Romas, San Marzanos or other “paste type” tomatoes are best for, well, paste. Frankly, paste may be the least rewarding tomato product to put up, because 20 pounds of tomatoes yields only two or three cups of paste.
Any tomato can make a superb jam or chutney. The more watery the tomato, the longer the cooking time. Consider the color of the tomato when making these long-cooked products. Yellow tomatoes or green (ripe) tomatoes do not cook down to an attractive color; try the dark ruby, carmine or purplish types for a gorgeous end product.
Expect two to three pounds of raw tomatoes to convert to one quart of crushed tomatoes. For tomato sauce, plan on four to five pounds per quart. For jam, chutney, ketchup and other long-cooking, thick preparations, it will take about eight pounds to make a quart.
Why do tomatoes have to be peeled for canning? What’s the best way to peel, seed and make sauce?
Tomato skins can be tough and bitter, so it’s nice — but not necessary — to remove them from tomatoes to be canned.
A ridiculously easy and satisfying method, presuming you have the freezer space, is to seal tomatoes inside food-safe plastic bags in the freezer. After a few hours, the skins will split and slip right off. This is particularly useful if you are growing tomatoes, as gathering sufficient weight to make canning efficient may take a few days. Holding them in the freezer will not change their taste, texture or appearance.
The more widely used method for peeling tomatoes is the one you’ll find within many Washington Post recipes: Use a sharp knife to score an “X” at the bottom of each tomato and remove the stem. Drop a few at a time into a pot of boiling water and remove them as soon as they bob to the surface. Peel off the skins as soon as the tomatoes are cool enough to handle and discard the skin. (I use a cooler filled with ice to stop the cooking and hold the tomatoes as they come out of the boiling water.)

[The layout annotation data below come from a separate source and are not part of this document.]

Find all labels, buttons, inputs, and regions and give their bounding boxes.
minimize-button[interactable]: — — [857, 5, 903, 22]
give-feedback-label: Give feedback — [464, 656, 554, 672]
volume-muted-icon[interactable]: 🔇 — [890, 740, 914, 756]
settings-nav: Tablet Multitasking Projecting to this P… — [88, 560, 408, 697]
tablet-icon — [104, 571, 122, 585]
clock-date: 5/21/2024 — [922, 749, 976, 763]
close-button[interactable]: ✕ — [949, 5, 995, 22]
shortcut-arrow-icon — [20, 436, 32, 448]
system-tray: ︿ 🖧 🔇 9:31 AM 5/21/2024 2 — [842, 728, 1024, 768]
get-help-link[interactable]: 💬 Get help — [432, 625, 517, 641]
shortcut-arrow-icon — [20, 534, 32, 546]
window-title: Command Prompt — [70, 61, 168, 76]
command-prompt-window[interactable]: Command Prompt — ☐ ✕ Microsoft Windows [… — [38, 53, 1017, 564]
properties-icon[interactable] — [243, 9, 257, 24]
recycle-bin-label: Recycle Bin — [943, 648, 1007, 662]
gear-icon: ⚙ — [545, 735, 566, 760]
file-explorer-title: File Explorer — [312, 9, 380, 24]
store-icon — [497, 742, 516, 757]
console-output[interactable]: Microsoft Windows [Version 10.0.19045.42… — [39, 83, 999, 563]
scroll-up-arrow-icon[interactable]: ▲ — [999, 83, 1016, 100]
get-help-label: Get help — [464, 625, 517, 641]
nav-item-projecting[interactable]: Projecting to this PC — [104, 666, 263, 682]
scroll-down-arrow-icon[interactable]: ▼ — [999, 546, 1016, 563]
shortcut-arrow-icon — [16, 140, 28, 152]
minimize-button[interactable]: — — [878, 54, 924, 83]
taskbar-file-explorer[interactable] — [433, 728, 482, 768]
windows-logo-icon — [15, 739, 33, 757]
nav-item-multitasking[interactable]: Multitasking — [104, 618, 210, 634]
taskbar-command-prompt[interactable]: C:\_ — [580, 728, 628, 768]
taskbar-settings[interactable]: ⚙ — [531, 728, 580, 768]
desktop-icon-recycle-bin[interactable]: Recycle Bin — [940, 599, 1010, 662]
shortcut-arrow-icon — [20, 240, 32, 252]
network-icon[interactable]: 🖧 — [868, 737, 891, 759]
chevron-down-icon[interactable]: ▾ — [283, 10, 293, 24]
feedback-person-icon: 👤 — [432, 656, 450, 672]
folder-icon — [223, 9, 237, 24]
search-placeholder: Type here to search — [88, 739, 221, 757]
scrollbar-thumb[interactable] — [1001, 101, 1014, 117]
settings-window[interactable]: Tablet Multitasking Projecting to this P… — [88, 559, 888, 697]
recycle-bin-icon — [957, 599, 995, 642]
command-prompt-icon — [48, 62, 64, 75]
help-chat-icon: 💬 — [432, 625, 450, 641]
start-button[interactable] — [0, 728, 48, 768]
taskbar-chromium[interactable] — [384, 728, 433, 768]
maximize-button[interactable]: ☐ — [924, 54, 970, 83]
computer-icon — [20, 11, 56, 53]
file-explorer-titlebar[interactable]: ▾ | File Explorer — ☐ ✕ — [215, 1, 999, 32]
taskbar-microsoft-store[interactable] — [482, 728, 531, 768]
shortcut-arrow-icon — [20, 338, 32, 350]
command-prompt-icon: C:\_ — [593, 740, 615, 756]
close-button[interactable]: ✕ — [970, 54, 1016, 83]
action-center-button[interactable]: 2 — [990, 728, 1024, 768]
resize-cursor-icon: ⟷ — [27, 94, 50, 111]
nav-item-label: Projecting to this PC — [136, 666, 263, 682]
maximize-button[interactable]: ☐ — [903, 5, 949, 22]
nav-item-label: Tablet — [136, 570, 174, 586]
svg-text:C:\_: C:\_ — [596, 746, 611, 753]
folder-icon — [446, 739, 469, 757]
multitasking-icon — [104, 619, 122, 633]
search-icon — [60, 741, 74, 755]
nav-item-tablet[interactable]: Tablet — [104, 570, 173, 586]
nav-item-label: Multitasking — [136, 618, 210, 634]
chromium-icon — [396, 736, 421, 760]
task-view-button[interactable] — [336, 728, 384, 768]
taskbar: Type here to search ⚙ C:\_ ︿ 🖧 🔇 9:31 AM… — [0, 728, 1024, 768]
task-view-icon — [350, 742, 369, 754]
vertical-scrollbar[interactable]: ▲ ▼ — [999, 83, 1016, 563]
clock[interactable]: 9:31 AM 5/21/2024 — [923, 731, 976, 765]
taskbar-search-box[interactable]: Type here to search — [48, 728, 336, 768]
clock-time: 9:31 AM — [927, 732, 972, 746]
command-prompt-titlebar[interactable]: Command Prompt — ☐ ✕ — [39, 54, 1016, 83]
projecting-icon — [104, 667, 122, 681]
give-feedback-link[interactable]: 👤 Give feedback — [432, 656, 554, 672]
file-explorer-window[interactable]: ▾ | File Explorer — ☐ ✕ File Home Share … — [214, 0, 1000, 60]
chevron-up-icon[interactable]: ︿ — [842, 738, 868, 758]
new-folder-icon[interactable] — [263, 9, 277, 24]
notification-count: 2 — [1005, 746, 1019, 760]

If you are planning to make a sauce, a food mill is indispensable. There are classic stainless-steel food mills that clamp on the edge of a counter or table. Simply feed cut up tomatoes into the top, skin and seeds are ejected out the side and the sauce pours from the spout. These mills are generally available at hardware stores; used ones are often on eBay, in secondhand shops and garage sales. They make fast work of a big box of tomatoes. Even easier: the food-mill attachment for the KitchenAid stand mixer.